さらに驚くべきことに、AIの性能向上に繋がると思われていたプロンプトエンジニアリング(Prompt Engineering)も、モデルの根本的な問題を解決する有効な手段とはなりませんでした。研究では、簡単なつづり合わせゲームにおいてさえ、モデルが滑稽なミスを犯すことが判明しました。「electroluminescence」のような複雑な単語は正しく綴れるのに、「my」のような簡単ななぞなぞでは「mummy」という誤答を出すなどです。
32個もの異なる大規模言語モデルを評価した結果、これらのモデルは難易度が異なるタスクに対する反応が極めて不安定であることが分かりました。複雑なタスクでは、正確性は人間の期待をはるかに下回っていました。さらに悪いことに、これらのモデルは簡単なタスクを完全に習得する前に、より高度なタスクに挑戦しようとするため、頻繁にエラーが発生していました。
もう一つ注目すべき点は、モデルがプロンプト(指示)に非常に敏感であるということです。研究によると、多くのモデルは、注意深く設計されたプロンプトがない限り、簡単なタスクでさえ正しく実行することができません。同じタスクでも、プロンプトを変えるだけでモデルの性能が大きく変わるため、実用化には大きな課題があります。

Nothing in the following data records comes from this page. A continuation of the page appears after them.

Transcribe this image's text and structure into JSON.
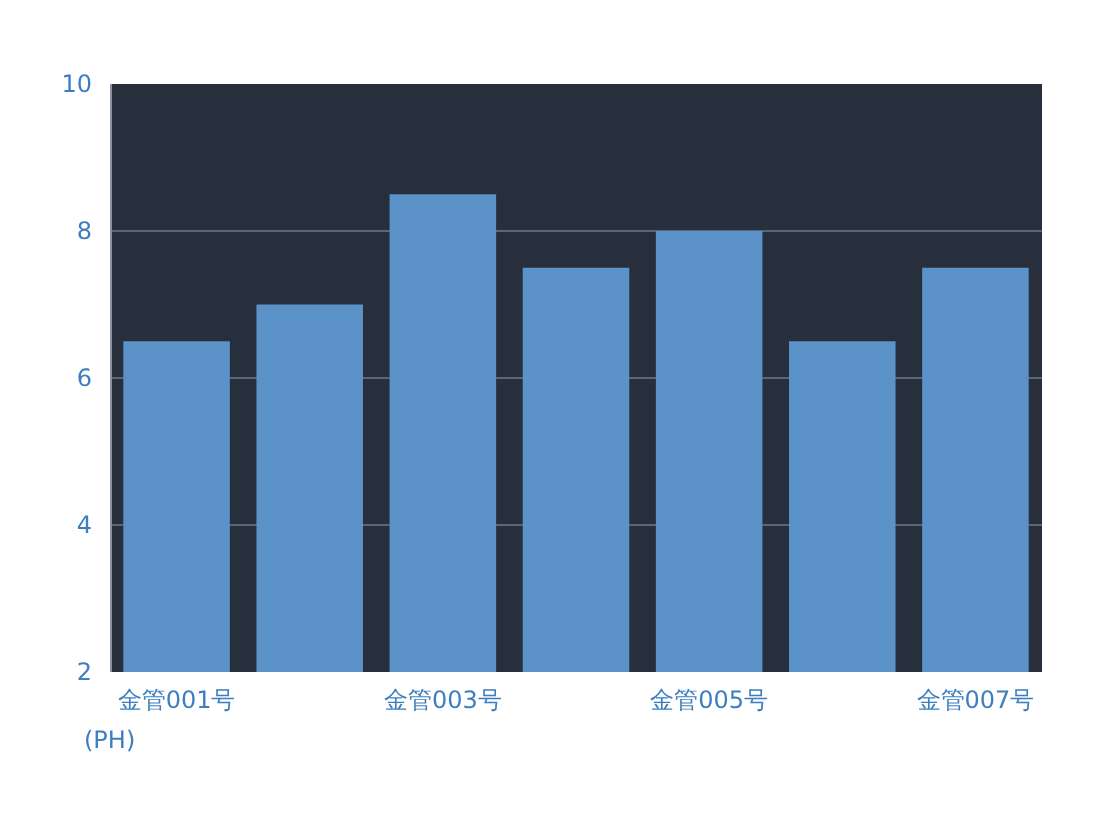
{
  "chart_data": {
    "type": "bar",
    "ylabel": "(PH)",
    "categories": [
      "金管001号",
      null,
      "金管003号",
      null,
      "金管005号",
      null,
      "金管007号"
    ],
    "values": [
      6.5,
      7,
      8.5,
      7.5,
      8,
      6.5,
      7.5
    ],
    "color": "#5b93c9",
    "ylim": [
      2,
      10
    ],
    "yticks": [
      2,
      4,
      6,
      8,
      10
    ],
    "grid": "y"
  }
}
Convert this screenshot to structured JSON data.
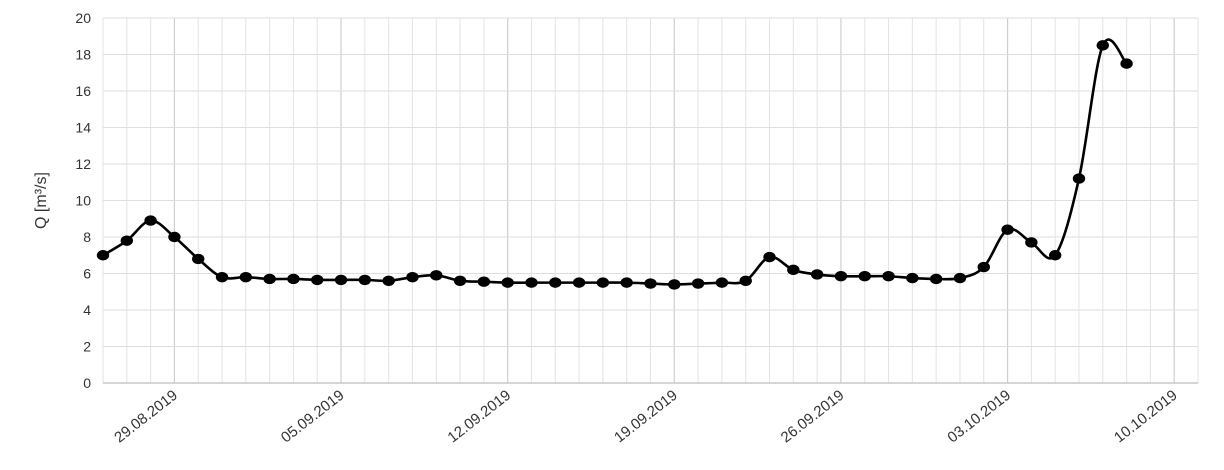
{
  "chart_data": {
    "type": "line",
    "title": "",
    "xlabel": "",
    "ylabel": "Q [m³/s]",
    "ylim": [
      0,
      20
    ],
    "yticks": [
      0,
      2,
      4,
      6,
      8,
      10,
      12,
      14,
      16,
      18,
      20
    ],
    "xlim": [
      "2019-08-26",
      "2019-10-11"
    ],
    "xtick_labels": [
      "29.08.2019",
      "05.09.2019",
      "12.09.2019",
      "19.09.2019",
      "26.09.2019",
      "03.10.2019",
      "10.10.2019"
    ],
    "xtick_dates": [
      "2019-08-29",
      "2019-09-05",
      "2019-09-12",
      "2019-09-19",
      "2019-09-26",
      "2019-10-03",
      "2019-10-10"
    ],
    "grid": true,
    "legend": false,
    "series": [
      {
        "color": "#000000",
        "x": [
          "2019-08-26",
          "2019-08-27",
          "2019-08-28",
          "2019-08-29",
          "2019-08-30",
          "2019-08-31",
          "2019-09-01",
          "2019-09-02",
          "2019-09-03",
          "2019-09-04",
          "2019-09-05",
          "2019-09-06",
          "2019-09-07",
          "2019-09-08",
          "2019-09-09",
          "2019-09-10",
          "2019-09-11",
          "2019-09-12",
          "2019-09-13",
          "2019-09-14",
          "2019-09-15",
          "2019-09-16",
          "2019-09-17",
          "2019-09-18",
          "2019-09-19",
          "2019-09-20",
          "2019-09-21",
          "2019-09-22",
          "2019-09-23",
          "2019-09-24",
          "2019-09-25",
          "2019-09-26",
          "2019-09-27",
          "2019-09-28",
          "2019-09-29",
          "2019-09-30",
          "2019-10-01",
          "2019-10-02",
          "2019-10-03",
          "2019-10-04",
          "2019-10-05",
          "2019-10-06",
          "2019-10-07",
          "2019-10-08"
        ],
        "y": [
          7.0,
          7.8,
          8.9,
          8.0,
          6.8,
          5.8,
          5.8,
          5.7,
          5.7,
          5.65,
          5.65,
          5.65,
          5.6,
          5.8,
          5.9,
          5.6,
          5.55,
          5.5,
          5.5,
          5.5,
          5.5,
          5.5,
          5.5,
          5.45,
          5.4,
          5.45,
          5.5,
          5.6,
          6.9,
          6.2,
          5.95,
          5.85,
          5.85,
          5.85,
          5.75,
          5.7,
          5.75,
          6.35,
          8.4,
          7.7,
          7.0,
          11.2,
          18.5,
          17.5
        ]
      }
    ]
  }
}
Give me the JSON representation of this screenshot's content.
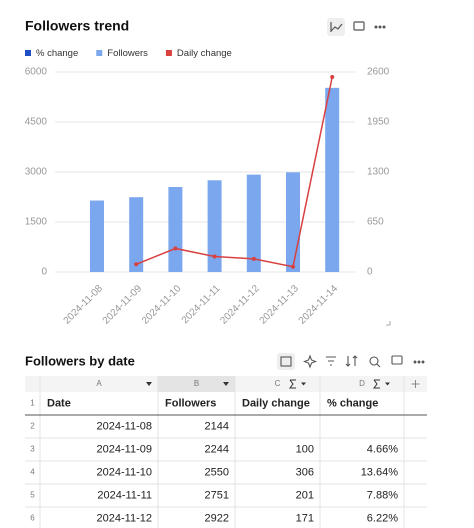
{
  "chart_data": {
    "type": "bar",
    "title": "Followers trend",
    "categories": [
      "2024-11-08",
      "2024-11-09",
      "2024-11-10",
      "2024-11-11",
      "2024-11-12",
      "2024-11-13",
      "2024-11-14"
    ],
    "series": [
      {
        "name": "% change",
        "color": "#1f4fc4",
        "values": [
          null,
          null,
          null,
          null,
          null,
          null,
          null
        ]
      },
      {
        "name": "Followers",
        "color": "#7ba7ee",
        "values": [
          2144,
          2244,
          2550,
          2751,
          2922,
          2990,
          5525
        ]
      },
      {
        "name": "Daily change",
        "color": "#d94040",
        "axis": "y2",
        "values": [
          null,
          100,
          306,
          201,
          171,
          68,
          2535
        ]
      }
    ],
    "ylim": [
      0,
      6000
    ],
    "yticks": [
      0,
      1500,
      3000,
      4500,
      6000
    ],
    "y2lim": [
      0,
      2600
    ],
    "y2ticks": [
      0,
      650,
      1300,
      1950,
      2600
    ],
    "grid": true
  },
  "table": {
    "title": "Followers by date",
    "columns": [
      "A",
      "B",
      "C",
      "D"
    ],
    "row_numbers": [
      1,
      2,
      3,
      4,
      5,
      6
    ],
    "header": [
      "Date",
      "Followers",
      "Daily change",
      "% change"
    ],
    "rows": [
      [
        "2024-11-08",
        "2144",
        null,
        null
      ],
      [
        "2024-11-09",
        "2244",
        "100",
        "4.66%"
      ],
      [
        "2024-11-10",
        "2550",
        "306",
        "13.64%"
      ],
      [
        "2024-11-11",
        "2751",
        "201",
        "7.88%"
      ],
      [
        "2024-11-12",
        "2922",
        "171",
        "6.22%"
      ]
    ]
  }
}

さらに懸念されるのは、人間のフィードバックによる強化学習(RLHF)を施されたモデルでさえ、信頼性の問題が根本的に解決されていないことです。複雑な応用場面では、これらのモデルは過剰に自信を持つ一方、エラー率が大幅に増加します。このため、ユーザーは気づかないうちに誤った結果を受け入れてしまい、重大な誤判断につながる可能性があります。
この研究は、特に2年前のAI界の「ノーベル賞」とも言えるIlya Sutskever氏の楽観的な予測と比較すると、AI分野に冷水を浴びせる結果となりました。Sutskever氏は、時間とともにAIの性能は人間の期待に近づくと確信していましたが、現実は全く異なる答えを示しました。

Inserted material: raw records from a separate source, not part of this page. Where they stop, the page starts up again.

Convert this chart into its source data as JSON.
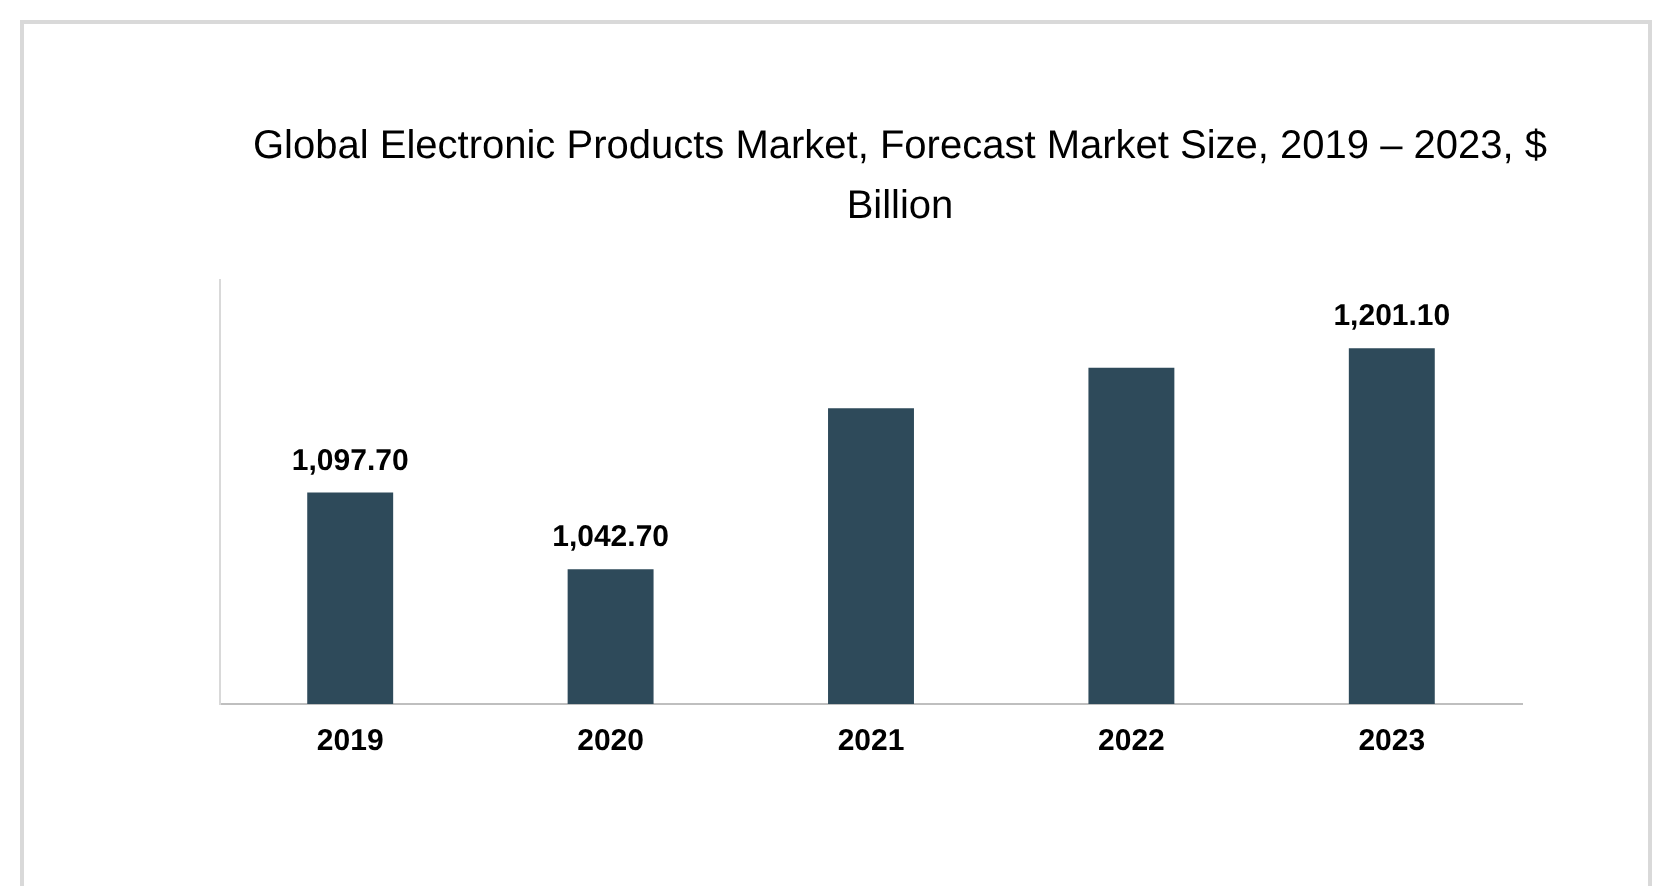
{
  "chart_data": {
    "type": "bar",
    "title": "Global Electronic Products Market, Forecast Market Size, 2019 – 2023, $ Billion",
    "categories": [
      "2019",
      "2020",
      "2021",
      "2022",
      "2023"
    ],
    "values": [
      1097.7,
      1042.7,
      1158,
      1187,
      1201.1
    ],
    "value_labels": [
      "1,097.70",
      "1,042.70",
      null,
      null,
      "1,201.10"
    ],
    "color": "#2e4a5a",
    "ylim": [
      946,
      1250
    ],
    "tick_labels": "x",
    "grid": false,
    "legend": false
  }
}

この研究は、現在のLLMの多くの欠点を浮き彫りにする鏡のようなものです。AIの未来に期待を抱きつつも、これらの「賢い」モデルには警戒する必要があることを示唆しています。AIの信頼性問題は早急に解決する必要があり、今後の発展には長い道のりが残されています。
この研究は、AI技術開発の現状を示すだけでなく、将来の研究の方向性についても重要な示唆を与えてくれます。AIの能力向上を目指す一方で、その安定性と信頼性を重視する必要があることを改めて認識させられました。将来のAI研究では、モデルの一貫性を高める方法や、簡単なタスクと複雑なタスクのバランスを見つけることに、より多くの焦点を当てる必要があるでしょう。